Lo encontró su hija, al llegar del trabajo. Entró en pánico al ver a su padre caído en la alfombra nueva, manchando con la sangre que salía a mares desde su pecho, donde estaba la herida aparentemente hecha con un hacha.

Llamó a la policía, y les dijo que a su padre lo habían matado, arriba de la alfombra, que era nueva e importada de Asía.

En el interrogatorio preguntaron a la hija quien podía haber sido, que si creía que había alguien que odiaba o envidiaba a su padre, teniendo en cuenta que esa alfombra era mucho lujo, y a más de una persona podría molestar la buena fortuna de otros.

Pero ella dijo que la alfombra, si bien la había comprado su padre, era para ella, la había comprado para ella. Que si a alguien debían envidiar, y no los culpaba si lo hacían, era a ella misma.

La policía también preguntó si había alguien más que pudiese saber de la alfombra. Ella dijo que el único que podría era Enrique, un compañero de trabajo, con el que el padre compartía mucho tiempo, ya que eran amigos desde la infancia.
Pero que no podía ser él, porque Enrique al igual que su padre era un bohemio. Poco y nada le importaba lo material, incluso le había aconsejado que no la compre. Aunque la madre insistiese en que sí.

Entonces la joven recordó que su madre también estaba en la casa durante el día, que si alguien sabía qué había pasado, seguramente sería ella, pero la viuda no estaba por ninguna parte. Fue entonces cuando, para la policía, se convirtió en la primera sospechosa. Dos horas más tarde fue encontrada en un hotel a las salidas de la ciudad, tratando de huir.

El juicio contra Herminia, la supuesta asesina y esposa del difunto, empezó esa misma semana. Cuando se la cuestionó en el juicio, se negó a declarar. Pero pocos minutos después llamaron a testificar al mejor amigo del difunto, Enrique, quién con lágrimas en los ojos lamentaba la pérdida de su amigo, y contaba que él le había aconsejado que no compre esa alfombra, qué tanto lujo sería para problemas. Que si esa mujer lo mató, fue únicamente por envidia, porque él tenía la posibilidad de comprar una alfombra tan hermosa, algo que ella jamás podría pagar con una pensión como ama de casa.

Entonces después de antes no haber dicho una palabra, Herminia ahora soltó un grito para decir a Enrique que se deje de estupideces, que ella estaba muy orgullosa de su marido por haber comprado esa alfombra, y la cuidaba más que su propia vida.

-¿Vieron lo hermosa que era esa alfombra? yo me desvivía por ella. ¿Usted la vio Señor juez? traída directamente de Arabia, tejida a mano, con piedras incrustadas en los bordes, Es una belleza… bueno era.

-Entiendo- dijo el juez, mientras asentía con la cabeza.
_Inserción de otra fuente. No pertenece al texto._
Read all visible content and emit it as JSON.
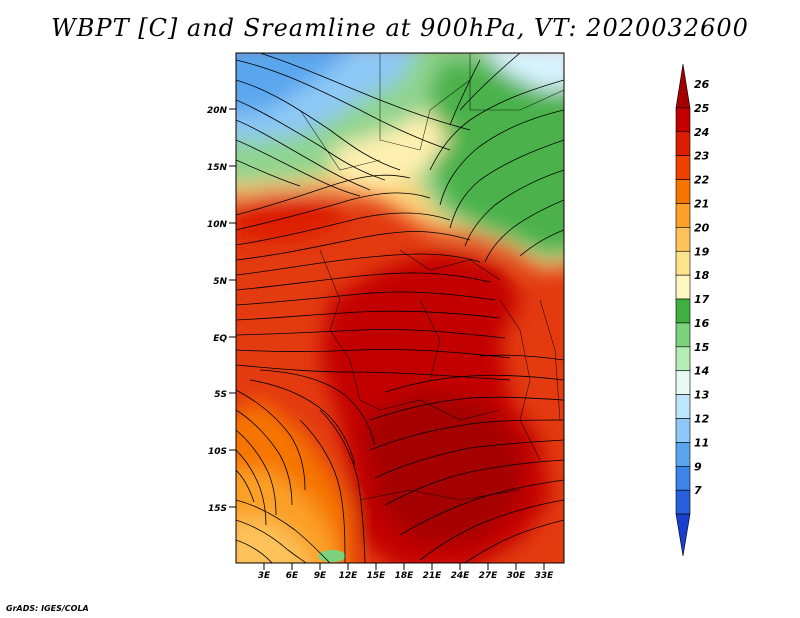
{
  "title": "WBPT [C] and Sreamline at 900hPa, VT: 2020032600",
  "credit": "GrADS: IGES/COLA",
  "lat_labels": [
    "20N",
    "15N",
    "10N",
    "5N",
    "EQ",
    "5S",
    "10S",
    "15S"
  ],
  "lon_labels": [
    "3E",
    "6E",
    "9E",
    "12E",
    "15E",
    "18E",
    "21E",
    "24E",
    "27E",
    "30E",
    "33E"
  ],
  "colorbar": {
    "labels": [
      "26",
      "25",
      "24",
      "23",
      "22",
      "21",
      "20",
      "19",
      "18",
      "17",
      "16",
      "15",
      "14",
      "13",
      "12",
      "11",
      "9",
      "7"
    ],
    "colors": [
      "#a50000",
      "#c30000",
      "#dc1e00",
      "#ee4100",
      "#f67400",
      "#fba028",
      "#fdc35a",
      "#fde38c",
      "#fff6c0",
      "#40b040",
      "#7cd27c",
      "#b5ecb5",
      "#e6f9f2",
      "#bde6fb",
      "#8ec8f6",
      "#5aa6ee",
      "#3c84e8",
      "#2660dc",
      "#1a3fd0"
    ]
  }
}
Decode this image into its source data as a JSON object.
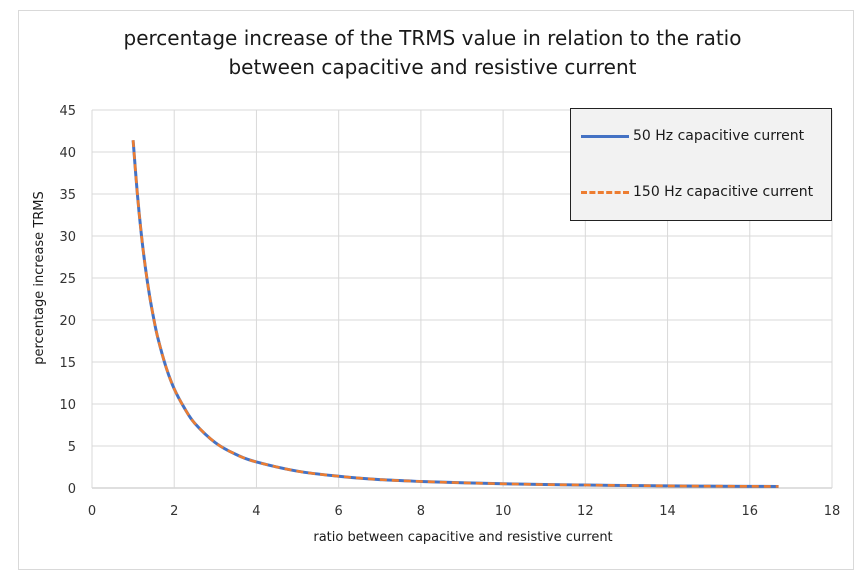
{
  "chart_data": {
    "type": "line",
    "title_lines": [
      "percentage increase of the TRMS value in relation to the ratio",
      "between capacitive and resistive current"
    ],
    "xlabel": "ratio between capacitive and resistive current",
    "ylabel": "percentage increase TRMS",
    "xlim": [
      0,
      18
    ],
    "ylim": [
      0,
      45
    ],
    "xticks": [
      0,
      2,
      4,
      6,
      8,
      10,
      12,
      14,
      16,
      18
    ],
    "yticks": [
      0,
      5,
      10,
      15,
      20,
      25,
      30,
      35,
      40,
      45
    ],
    "grid": true,
    "legend_position": "top-right",
    "series": [
      {
        "name": "50 Hz capacitive current",
        "color": "#4472c4",
        "style": "solid",
        "x": [
          1,
          1.1,
          1.2,
          1.3,
          1.4,
          1.5,
          1.6,
          1.8,
          2,
          2.25,
          2.5,
          3,
          3.5,
          4,
          5,
          6,
          7,
          8,
          9,
          10,
          11,
          12,
          13,
          14,
          15,
          16,
          16.7
        ],
        "y": [
          41.4,
          35.2,
          30.2,
          26.2,
          22.9,
          20.2,
          17.9,
          14.4,
          11.8,
          9.5,
          7.7,
          5.4,
          4.0,
          3.1,
          2.0,
          1.4,
          1.0,
          0.78,
          0.62,
          0.5,
          0.41,
          0.35,
          0.3,
          0.25,
          0.22,
          0.2,
          0.18
        ]
      },
      {
        "name": "150 Hz capacitive current",
        "color": "#ed7d31",
        "style": "dashed",
        "x": [
          1,
          1.1,
          1.2,
          1.3,
          1.4,
          1.5,
          1.6,
          1.8,
          2,
          2.25,
          2.5,
          3,
          3.5,
          4,
          5,
          6,
          7,
          8,
          9,
          10,
          11,
          12,
          13,
          14,
          15,
          16,
          16.7
        ],
        "y": [
          41.4,
          35.2,
          30.2,
          26.2,
          22.9,
          20.2,
          17.9,
          14.4,
          11.8,
          9.5,
          7.7,
          5.4,
          4.0,
          3.1,
          2.0,
          1.4,
          1.0,
          0.78,
          0.62,
          0.5,
          0.41,
          0.35,
          0.3,
          0.25,
          0.22,
          0.2,
          0.18
        ]
      }
    ]
  }
}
-mil veces le dije que para pisar en la alfombra, se quitara los zapatos, mil veces se lo repetí. Pero el Señor tuvo el tupé de venir con los zapatos embarrados y pisar en medio de la alfombra. ¿Con qué derecho? con todo lo que yo cuido las cosas. No pude con mi ira, fui hasta el patio y agarré el hacha que estaba apoyado en la pared del fondo. El imbécil solo atinó a pedir perdón, pero mi enojo era muy grande y ya no pude contenerme. Le hundí el hacha en el pecho y la sangre brotó a borbotones  fue ahí que me di cuenta del error del horror que había cometido: la alfombra estaba arruinada, y yo sé que un poco de tierra podía ser limpiada, pero ¿alguna vez trataron de sacar sangre de una alfombra? Es prácticamente imposible, mucho menos de una alfombra tan fina como esa. Nada de lo que yo hiciese podía tener perdón, entonces huí. Al hacha la tiré en el río, así que no se gasten en buscarla, no la van a encontrar-.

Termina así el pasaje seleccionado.